My six-year-old son has a respiratory viral infection and a fever as high as 39.7 C (103.5 F). We gave him some paracetamol and he felt better. This is the second day of his infection and we will go to see the doctor today. My son is not diabetic. Yesterday, I checked his urine sample for ketones, just to be sure he is taking enough food and water. He peed first thing in the morning (that sample was not checked) and then next time maybe 8 to 10 hours after that. I know this is not good, but he simply didn’t want to drink and ate only relative small amounts of food. In that sample, I found some ketones (no surprise), but also some glucose, 0.25%. No need to say that I was horrified. After that, I checked his urine every time he peed (three times all together–amounts of urine were not excessive) but found no glucose, and ketones were on and off, depending of how much he ate. When he didn’t starve, his ketones were negative. He does not show any of typical signs of diabetes, like polydipsia, polyphagia or frequent urination. I wasn’t able to check his blood glucose yet, but certainly will. I know how DKA looks like and I’m quite positive that he doesn’t have it. I have three possible explanations of his glycosuria in one sample:

He is in the early stages of diabetes and his glycosuria is consequence of high blood glucose which didn’t persist thanks to the fact that diabetes is still at the beginning.
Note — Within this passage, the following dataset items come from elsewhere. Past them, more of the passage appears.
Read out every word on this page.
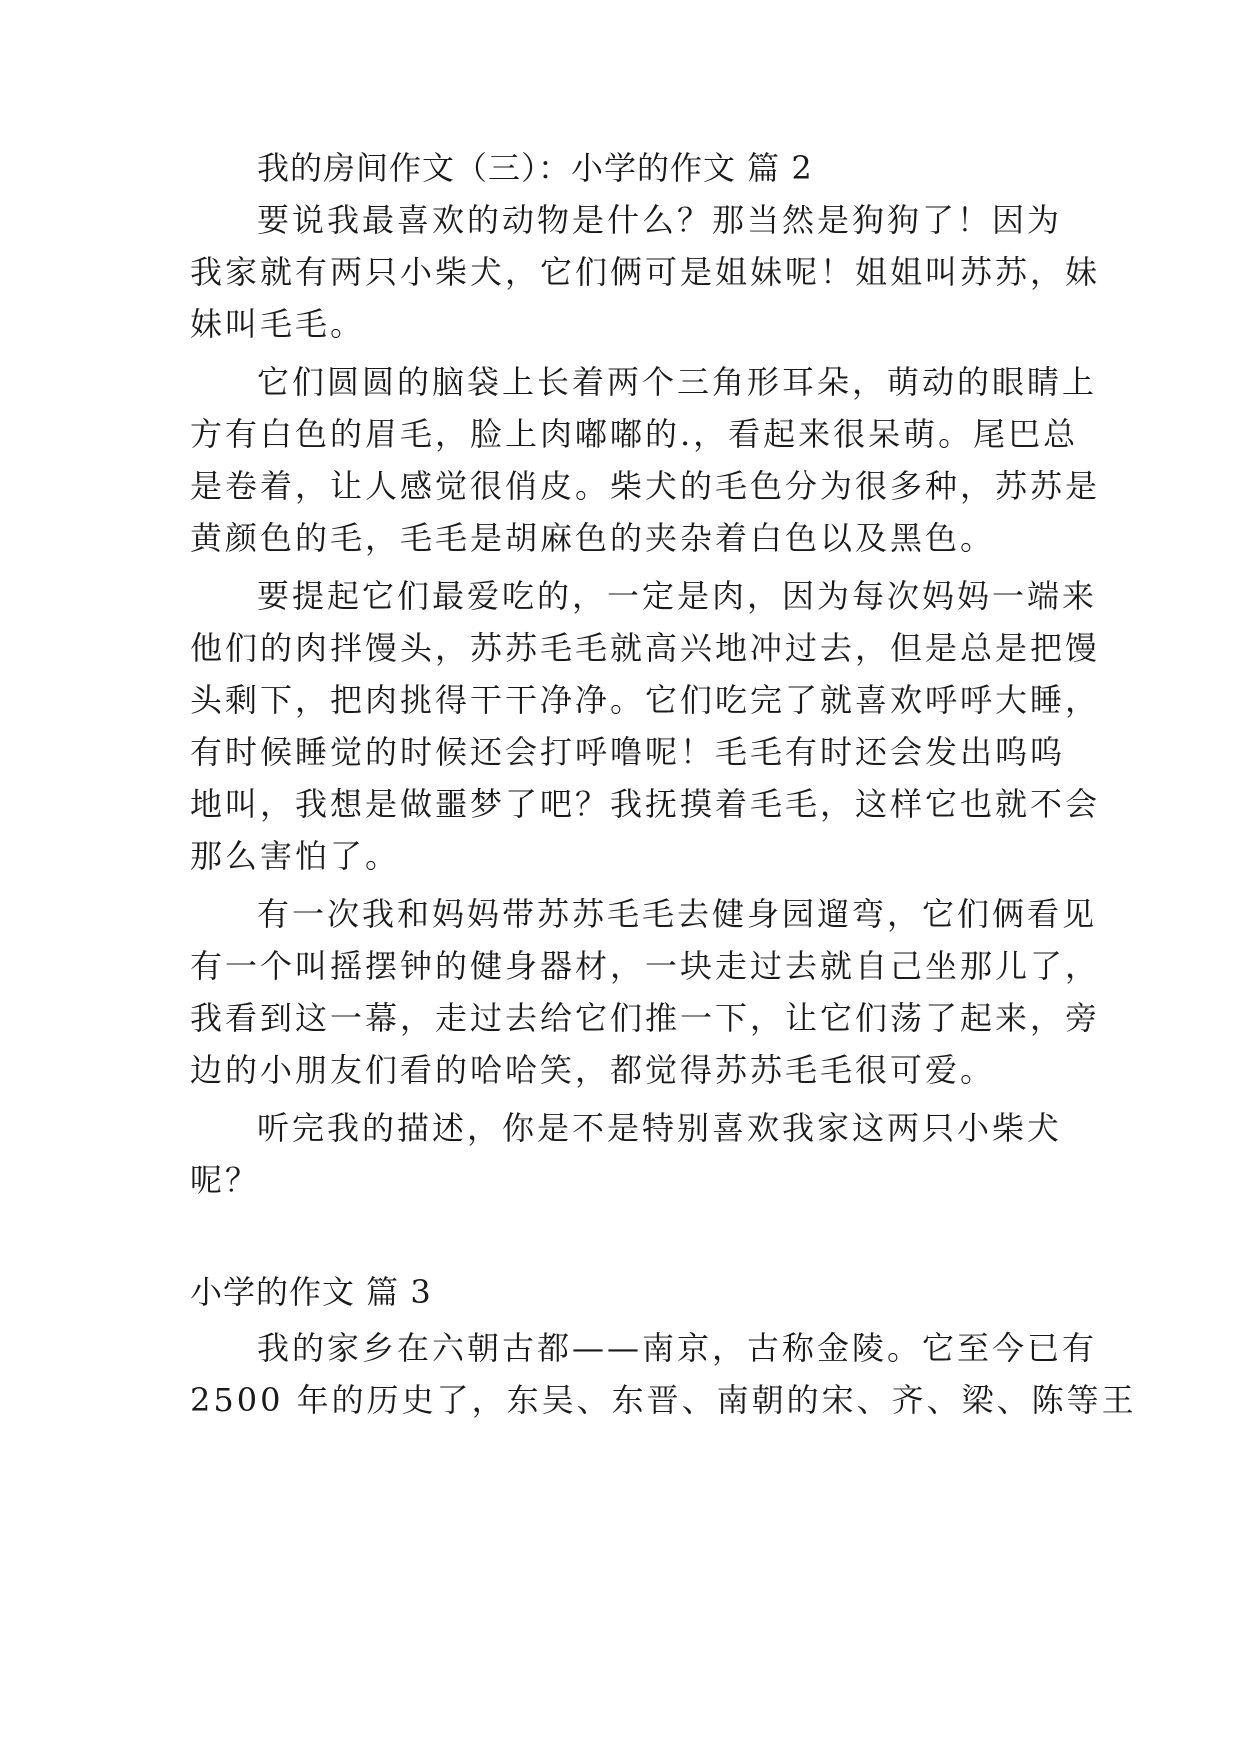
我的房间作文（三）：小学的作文 篇 2
要说我最喜欢的动物是什么？那当然是狗狗了！因为
我家就有两只小柴犬，它们俩可是姐妹呢！姐姐叫苏苏，妹
妹叫毛毛。
它们圆圆的脑袋上长着两个三角形耳朵，萌动的眼睛上
方有白色的眉毛，脸上肉嘟嘟的.，看起来很呆萌。尾巴总
是卷着，让人感觉很俏皮。柴犬的毛色分为很多种，苏苏是
黄颜色的毛，毛毛是胡麻色的夹杂着白色以及黑色。
要提起它们最爱吃的，一定是肉，因为每次妈妈一端来
他们的肉拌馒头，苏苏毛毛就高兴地冲过去，但是总是把馒
头剩下，把肉挑得干干净净。它们吃完了就喜欢呼呼大睡，
有时候睡觉的时候还会打呼噜呢！毛毛有时还会发出呜呜
地叫，我想是做噩梦了吧？我抚摸着毛毛，这样它也就不会
那么害怕了。
有一次我和妈妈带苏苏毛毛去健身园遛弯，它们俩看见
有一个叫摇摆钟的健身器材，一块走过去就自己坐那儿了，
我看到这一幕，走过去给它们推一下，让它们荡了起来，旁
边的小朋友们看的哈哈笑，都觉得苏苏毛毛很可爱。
听完我的描述，你是不是特别喜欢我家这两只小柴犬
呢？
小学的作文 篇 3
我的家乡在六朝古都——南京，古称金陵。它至今已有
2500 年的历史了，东吴、东晋、南朝的宋、齐、梁、陈等王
That glycosuria is indeed related to the high blood sugar, but the hyperglycemia was caused by his febrile condition. He may or may not develop diabetes.

His blood glucose was not elevated but his urine was too concentrated, and the amount of glucose was detectable due to the lack of water in urine. I know that healthy person spills some glucose in their urine but not enough to be detected by a home test strip. Is this scenario possible at all, that urine becomes so concentrated due to the lack of drinking and peeing?

Answer:

From: DTeam Staff

I think your three possible explanations are exactly correct. Urine glucose only represents that amount of sugar/glucose that exceeds the kidney threshold and, therefore, shows up in the urine. With persistent high blood glucose levels/hyperglycemia, the threshold is exceeded and thus urine glucose is weakly positive as you describe. This small amount is not worrisome unless it persists or becomes more elevated – or if high glucose symptoms occur: polyuria, polydipsia, nocturia, enuresis, unexplained weight loss, etc. Then, blood glucose testing would be significantly more reliable as an index of glucose than urine glucose. When someone is ill with an infection such as you describe, not eating causes the body to move to burning fat for energy and thus ketones show up in the urine (or blood). Negative glucose urine testing and positive ketone testing under these circumstances is quite common, of course. If there is any doubt, some more blood glucose testing at home would be helpful and, if still borderline, thena more formal evaluation by your physician would be in order.